When I moved to North Carolina in 2009, I needed a landlord reference. After having bought a house in New Jersey, I hadn’t spoken with George, my former landlord, in four years. I called to give him a heads up about the reference-check call.
I said, “I don’t know if you remember me, but I was a tenant from at Such-and-Such Ave from 2004-2005.” Right away, George replied, “Oh, I remember you—you always paid the rent a week early.”
Turns out my automatic billpay—scheduled 10 days early to ensure the rent check always arrived before the first of the month—was so efficient and reliable that it left a memorably positive impression.
What’s your legacy for clients?
Think about your agency. What kind of an impression do you leave on your clients?
- If it’s a positive impression, you and your team are doing a good job—keep that up. I bet you’re providing Warmth & Competence, where clients get results (Competence) and feel special (Warmth).
- If it’s a negative impression, think about where that’s going—it’s hard to turn that around. It’s time to start doing client satisfaction surveys… or to act on the surveys you’ve been doing.
- If you’re going to be utterly forgettable—if someone called your client five years from now and asked what you were like to work with and they can’t remember… they’re probably going to switch to a new agency in the next five years—and probably sooner.
I recently added a new column to my Agency Client Rating matrix (check out the tool—it’s a free template you can use to figure out which clients to grow and which clients to fire). The new column is “Would they recommend you?”
If you have a client with low future potential and they’ll never be an enthusiastically positive reference—consider whether you need to stop working with them. The relationship isn’t going to magically get better.
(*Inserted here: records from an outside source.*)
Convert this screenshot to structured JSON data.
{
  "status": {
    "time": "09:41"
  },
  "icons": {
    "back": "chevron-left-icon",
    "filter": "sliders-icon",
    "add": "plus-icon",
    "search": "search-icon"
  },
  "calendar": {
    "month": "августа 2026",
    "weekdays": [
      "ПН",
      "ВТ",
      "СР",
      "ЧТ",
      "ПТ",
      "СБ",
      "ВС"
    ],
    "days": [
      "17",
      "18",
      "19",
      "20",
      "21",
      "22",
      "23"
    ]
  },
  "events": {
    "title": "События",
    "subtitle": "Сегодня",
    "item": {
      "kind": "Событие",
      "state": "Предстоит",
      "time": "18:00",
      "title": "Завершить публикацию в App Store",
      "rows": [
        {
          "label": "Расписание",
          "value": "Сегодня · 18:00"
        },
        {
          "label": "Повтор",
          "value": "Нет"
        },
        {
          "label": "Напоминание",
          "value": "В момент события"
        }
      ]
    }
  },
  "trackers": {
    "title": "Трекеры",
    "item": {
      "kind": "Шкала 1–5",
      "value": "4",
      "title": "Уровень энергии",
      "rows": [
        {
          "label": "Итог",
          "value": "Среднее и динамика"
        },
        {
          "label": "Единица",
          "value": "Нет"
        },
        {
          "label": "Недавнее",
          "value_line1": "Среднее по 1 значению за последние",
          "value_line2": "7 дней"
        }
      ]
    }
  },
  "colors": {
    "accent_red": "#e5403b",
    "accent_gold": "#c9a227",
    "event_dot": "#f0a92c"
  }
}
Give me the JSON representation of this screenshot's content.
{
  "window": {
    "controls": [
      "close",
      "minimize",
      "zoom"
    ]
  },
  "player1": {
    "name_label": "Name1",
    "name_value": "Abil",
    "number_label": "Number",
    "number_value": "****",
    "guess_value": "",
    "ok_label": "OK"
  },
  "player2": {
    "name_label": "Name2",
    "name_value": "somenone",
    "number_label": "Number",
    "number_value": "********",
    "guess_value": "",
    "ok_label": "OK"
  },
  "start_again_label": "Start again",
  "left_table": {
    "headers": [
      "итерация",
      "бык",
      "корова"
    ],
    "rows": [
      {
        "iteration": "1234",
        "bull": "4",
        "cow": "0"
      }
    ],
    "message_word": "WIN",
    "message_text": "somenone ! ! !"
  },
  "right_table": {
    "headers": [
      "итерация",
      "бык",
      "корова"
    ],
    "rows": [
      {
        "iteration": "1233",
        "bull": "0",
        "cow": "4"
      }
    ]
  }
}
Indeed, unhappy clients tend to become neutral at best—they rarely become enthusiastic advocates who refer more great work.
What’s your legacy for your team?
What kind of a boss do you want to be? As I share in my 2016 book Made to Lead, it’s easy to be a bad boss… and really hard to be a good one.
The better you are as a boss, the more successful your agency can become. Why? Because you’re not doing everything yourself. You can reduce your day-to-day involvement, and not get dragged into every decision.
This isn’t an immediate transition, and it may require support from a coach and/or a therapist. I’ve been to therapy on and off since 2000, and I’ve had my own coach; it’s a continuous process, not a one-and-done. But it’s worth it.
The legacy I’d like to convey
After moving to North Carolina, I visited New Jersey once a year to see friends. A few years after my move, I went to the bank in NJ to close my account. The bank had since been acquired. The branch manager hadn’t seen me in three years—but when I walked in, she said, “You’re the trains and marketing guy!”
I’m apparently pretty consistent—personally, people tend to remember that I’m in marketing and that I’m into trains. Indeed, I’ve worked in marketing since high school, and I volunteer as a bartender on an antique train.
With my team, I hope the memory is that I was a good boss—demanding yet fair. I want them to feel more appreciated at Sakas & Company than in any job before or after.
As an agency consultant, I hope clients remember that I made their life easier—that I was there for them in a time of need, and that I made things better.
Maybe my clients remember that I helped them grow their agency’s value faster so they could retire sooner. Maybe they remember my helping them finally get home sooner so they could spend time with their family. And maybe it was just letting them know that what they were facing at their agency wasn’t unique to them—that they weren’t alone, and they had someone committed to helping them make things better.
Question: What legacy do you want as an agency leader?